I'm going to take it apart, clean it and see if I can fix that today.

The taste is fantastic, although I'm going to have to go buy some other flavours. I wasn't really sure what I was doing when I placed the order and all 3 of the flavours I picked up are Too frikken sweet!

Clouds wise. I've just been hitting the pre-installed 0.3ohm Micro Fused Clapton Core which is rated between 30-60W. I started out on 30W, immediately took it up to 35. Stayed there a little while and then steadily increased. I'm quite happily sitting on 45W for now, went higher but it was affecting the flavour so I came back down.

Keen to try the steel coil soon and see what Temp mode is all about 

I'll post some pics in the Vape mail thread later as well

Reactions: Like 2 | Winner 3


----------



## Silver (12/7/16)

Congrats @FrakkenPrawn 
Lovely to hear when other members get their gear and enjoy it

What juices did you get if I may ask?


----------



## FrakkenPrawn (12/7/16)

Silver said:


> Congrats @FrakkenPrawn
> Lovely to hear when other members get their gear and enjoy it
> 
> What juices did you get if I may ask?


Well I may as well just post the pictures twice 

Here is my First lot of VapeMail Courtesy of Atomix vapes:



Out of those three flavours I like the Orion but it's too sweet and I can't do more than a tank at a time. 
The Voodoo Sub Zero is actually the best of the lot, I thought it was sweet at first and was confused but then after a few vapes realized it was the leftover Orion making it sweet! 
The Pangalactic Gargleblaster was a disappointment. Maybe I'm doing it wrong but the flavours just not there like the other two. 

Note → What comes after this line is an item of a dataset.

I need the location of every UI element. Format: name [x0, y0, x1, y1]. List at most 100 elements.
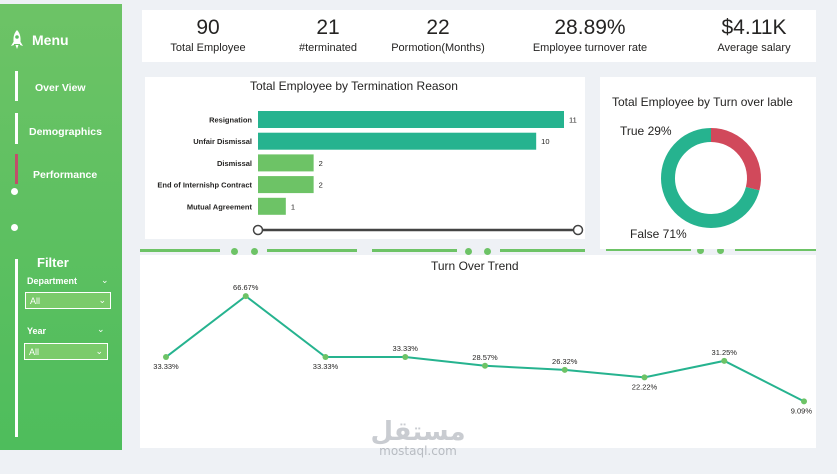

I then found out that I have another Friendly Neighbourhood Vape store less than 5Km from where I live so I stopped by to pay a visit and thanks to the helpful chap at the counter picked up these three flavours. Can't speak for the other two but I'm currently smoking the Coffee Cake and it's wonderful! I suppose it helps that I'm a bit of a coffee addict!




Thanks for the Help VapeCartel!

P.S. : I did manage to fix the leak I had through the air holes I hadn't tightened the coil properly into the base!!

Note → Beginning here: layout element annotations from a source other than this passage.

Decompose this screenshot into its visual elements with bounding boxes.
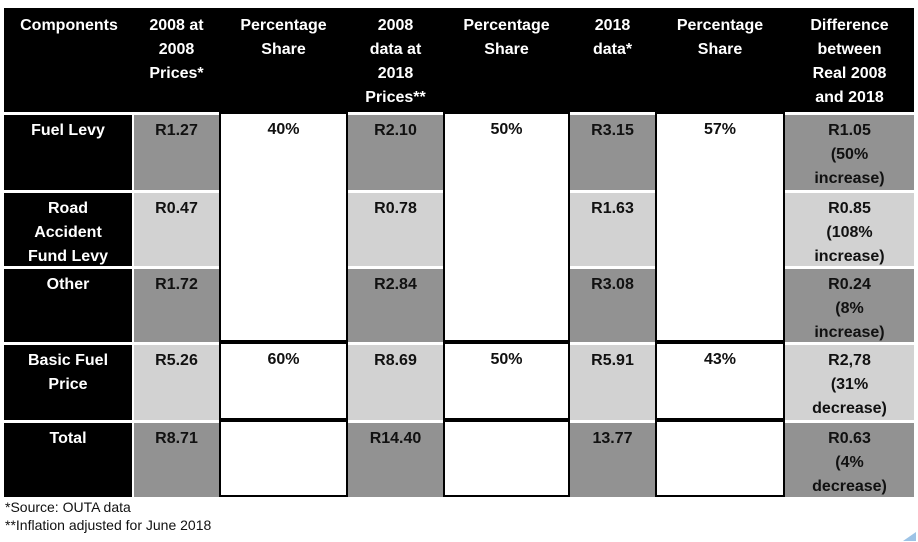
share-2008adj-total	[443, 420, 570, 497]
cell-total-2008: R8.71	[134, 420, 219, 497]
header-percentage-share-1: Percentage Share	[219, 8, 348, 112]
cell-fuel-levy-difference: R1.05 (50% increase)	[785, 112, 914, 190]
cell-other-2008: R1.72	[134, 266, 219, 342]
footnotes: *Source: OUTA data **Inflation adjusted …	[5, 499, 211, 535]
share-2008-total	[219, 420, 348, 497]
cell-total-2018: 13.77	[570, 420, 655, 497]
cell-total-difference: R0.63 (4% decrease)	[785, 420, 914, 497]
cell-raf-levy-2008at2018: R0.78	[348, 190, 443, 266]
component-fuel-levy: Fuel Levy	[4, 112, 134, 190]
cell-fuel-levy-2008: R1.27	[134, 112, 219, 190]
cell-raf-levy-2018: R1.63	[570, 190, 655, 266]
cell-raf-levy-2008: R0.47	[134, 190, 219, 266]
share-2018-total	[655, 420, 785, 497]
component-raf-levy: Road Accident Fund Levy	[4, 190, 134, 266]
header-percentage-share-2: Percentage Share	[443, 8, 570, 112]
corner-resize-mark-icon	[903, 532, 916, 541]
share-2018-levies: 57%	[655, 112, 785, 342]
footnote-inflation: **Inflation adjusted for June 2018	[5, 516, 212, 533]
header-components: Components	[4, 8, 134, 112]
component-basic-fuel-price: Basic Fuel Price	[4, 342, 134, 420]
cell-fuel-levy-2018: R3.15	[570, 112, 655, 190]
share-2008adj-basic-fuel: 50%	[443, 342, 570, 420]
component-total: Total	[4, 420, 134, 497]
share-2008-levies: 40%	[219, 112, 348, 342]
cell-other-difference: R0.24 (8% increase)	[785, 266, 914, 342]
component-other: Other	[4, 266, 134, 342]
cell-total-2008at2018: R14.40	[348, 420, 443, 497]
header-2008-at-2008-prices: 2008 at 2008 Prices*	[134, 8, 219, 112]
header-2008-data-at-2018-prices: 2008 data at 2018 Prices**	[348, 8, 443, 112]
cell-fuel-levy-2008at2018: R2.10	[348, 112, 443, 190]
cell-basic-fuel-2008at2018: R8.69	[348, 342, 443, 420]
share-2008-basic-fuel: 60%	[219, 342, 348, 420]
cell-basic-fuel-2008: R5.26	[134, 342, 219, 420]
cell-basic-fuel-2018: R5.91	[570, 342, 655, 420]
footnote-source: *Source: OUTA data	[5, 499, 131, 515]
cell-raf-levy-difference: R0.85 (108% increase)	[785, 190, 914, 266]
header-difference: Difference between Real 2008 and 2018	[785, 8, 914, 112]
share-2018-basic-fuel: 43%	[655, 342, 785, 420]
header-2018-data: 2018 data*	[570, 8, 655, 112]
header-percentage-share-3: Percentage Share	[655, 8, 785, 112]
cell-other-2018: R3.08	[570, 266, 655, 342]
cell-basic-fuel-difference: R2,78 (31% decrease)	[785, 342, 914, 420]
share-2008adj-levies: 50%	[443, 112, 570, 342]
fuel-price-comparison-table: Components 2008 at 2008 Prices* Percenta…	[4, 8, 914, 497]
cell-other-2008at2018: R2.84	[348, 266, 443, 342]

Reactions: Like 1 | Winner 3


----------



## Migs (13/7/16)

Not sure about the rest of the peeps here but I get so happy when I see a new vaper super amped about their new device.

Get a dripper next man, you wont regret it, building your own coils is part of the fun.

Reactions: Like 2 | Can relate 1


----------



## Silver (13/7/16)

FrakkenPrawn said:


> Well I may as well just post the pictures twice
> 
> Here is my First lot of VapeMail Courtesy of Atomix vapes:
> View attachment 60570
> ...



Great stuff @FrakkenPrawn 
The juice hunt can be long and quite challenging. 
My advice is keep on trying and sampling new juices - helps to try out friends' juices too
All you need is a few winners for your palate and then you're sorted

Great juices you have bought. Let us know what the Deity Vapes one is like.
PS - Paulie's coffee cake is great.


----------



## Caramia (13/7/16)

Awesome gear! And you definitely cannot go wrong with Paulies


----------